In the intervening years, I've not seen any information produced that responds to those questions.
Similarly, when the FAA said 407 feet was as high as he could go, did he adjust the height, or did he engage in discussions with the FAA on whether there were alternatives that might allow him to exceed that cap. Not that I can tell. (Link below is nearly five years old.)
http://www.bizjournals.com/boston/stories/2009/10/26/daily55.html?jst=m_ln_hl&surround=lfn
All we get is more renderings. He unveiled iteration 2 without talking to the Aquarium, and created this great square/meeting place by taking ownership of land he didn't own. Iteration 3 featured a beach extravaganza.
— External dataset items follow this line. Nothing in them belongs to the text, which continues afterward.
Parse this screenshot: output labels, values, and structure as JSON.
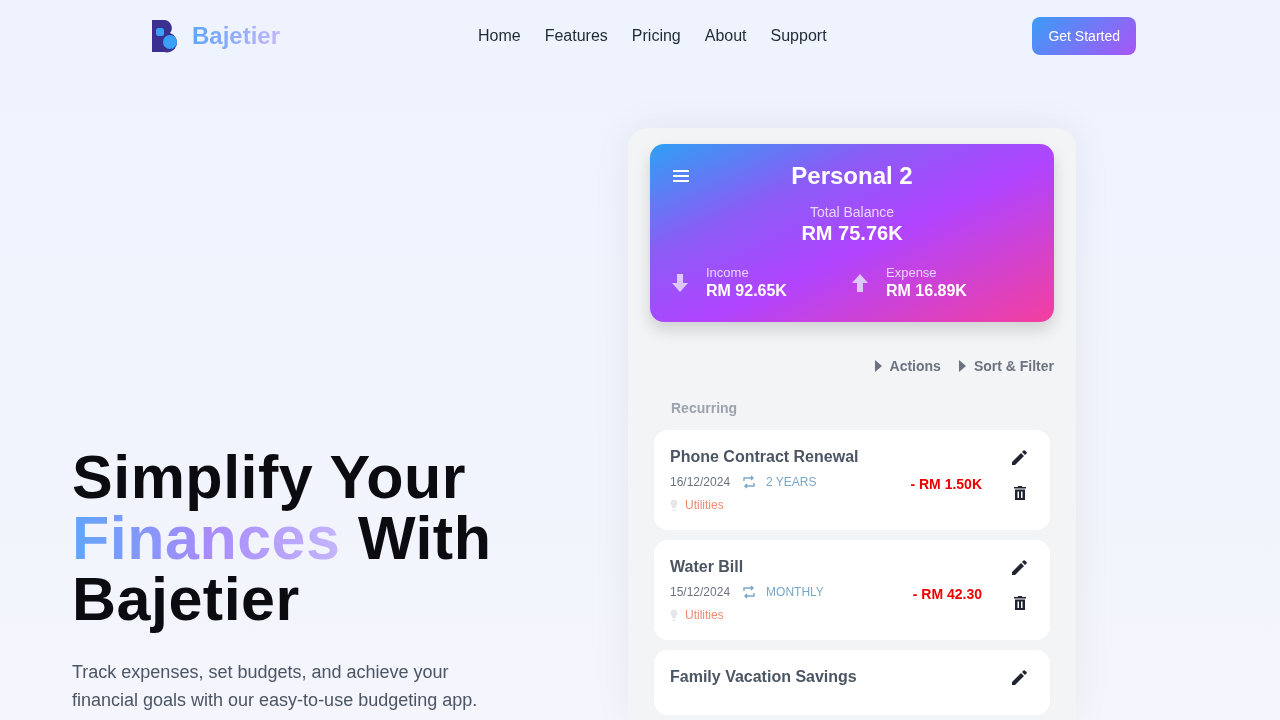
{
  "nav": {
    "brand": "Bajetier",
    "links": [
      "Home",
      "Features",
      "Pricing",
      "About",
      "Support"
    ],
    "cta": "Get Started"
  },
  "hero": {
    "headline_start": "Simplify Your",
    "headline_highlight": "Finances",
    "headline_middle": "With",
    "headline_end": "Bajetier",
    "subtitle": "Track expenses, set budgets, and achieve your financial goals with our easy-to-use budgeting app."
  },
  "app": {
    "wallet": {
      "title": "Personal 2",
      "balance_label": "Total Balance",
      "balance": "RM 75.76K",
      "income_label": "Income",
      "income": "RM 92.65K",
      "expense_label": "Expense",
      "expense": "RM 16.89K"
    },
    "toolbar": [
      "Actions",
      "Sort & Filter"
    ],
    "section": "Recurring",
    "transactions": [
      {
        "name": "Phone Contract Renewal",
        "date": "16/12/2024",
        "frequency": "2 YEARS",
        "category": "Utilities",
        "amount": "- RM 1.50K"
      },
      {
        "name": "Water Bill",
        "date": "15/12/2024",
        "frequency": "MONTHLY",
        "category": "Utilities",
        "amount": "- RM 42.30"
      },
      {
        "name": "Family Vacation Savings"
      }
    ]
  }
}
That seems to have been washed out into the harbor.
And the latest iteration has a feature, the stairs to the sea, that is unlikely to be approved and is on land he doesn't own. (See also iteration 2.)
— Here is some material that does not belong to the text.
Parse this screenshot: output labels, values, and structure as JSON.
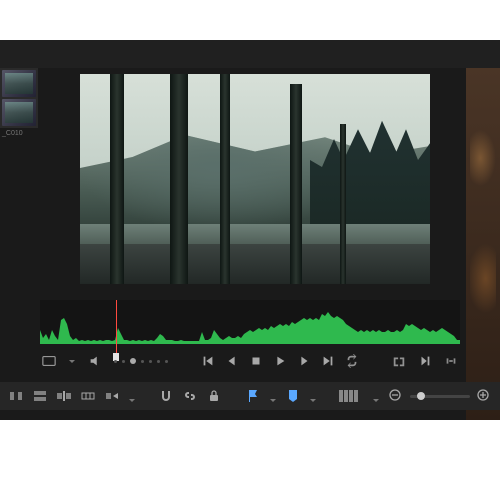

What is so friggin' difficult at this stage about producing a straightforward site plan? Or would a simple site plan simply raise more questions than it answers. Where is the garage entrance and exit? Where are the loading docks? Where is the hotel entrance? Is there going to be a taxi stand? What site-related measures will be used to reduce/eliminate effects of sea level rise / storm surge?
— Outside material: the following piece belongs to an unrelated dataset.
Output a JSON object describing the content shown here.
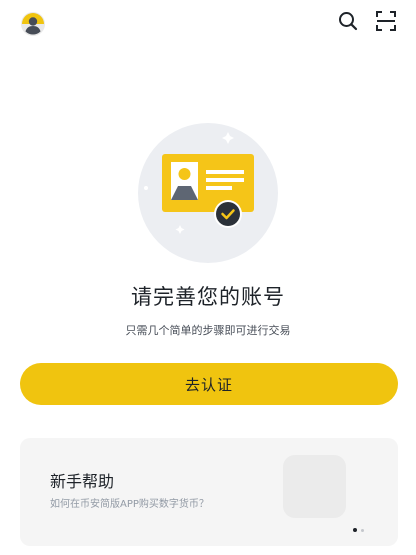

http://www.bostonredevelopmentautho...es/climate-change-preparedness-and-resiliency
His odyssey with his double tower design reminds me of Coleridge, who began
Kubla Khan in an opium dream, and when he woke, couldn't remember most of what he wrote in his mind, but assured everybody it would have been the greatest poem ever.
If Chiofaro kept the current garage, reclad it with spiffy material, used it as a podium, built 35 stories on top, with a 50,000 sq ft floorplate, he gets 1.75 million gross sq ft of new building (450,000 sq ft more than what he presently proposes) with none of the cost of excavating deep into primordial muck for a new garage, he stays within the FAA limit, and he avoids the 50 percent open space requirement. But maybe he likes the conflict, and controversy, and pushing people's buttons, or maybe he took too many hits as a very undersized but very good Harvard linebacker.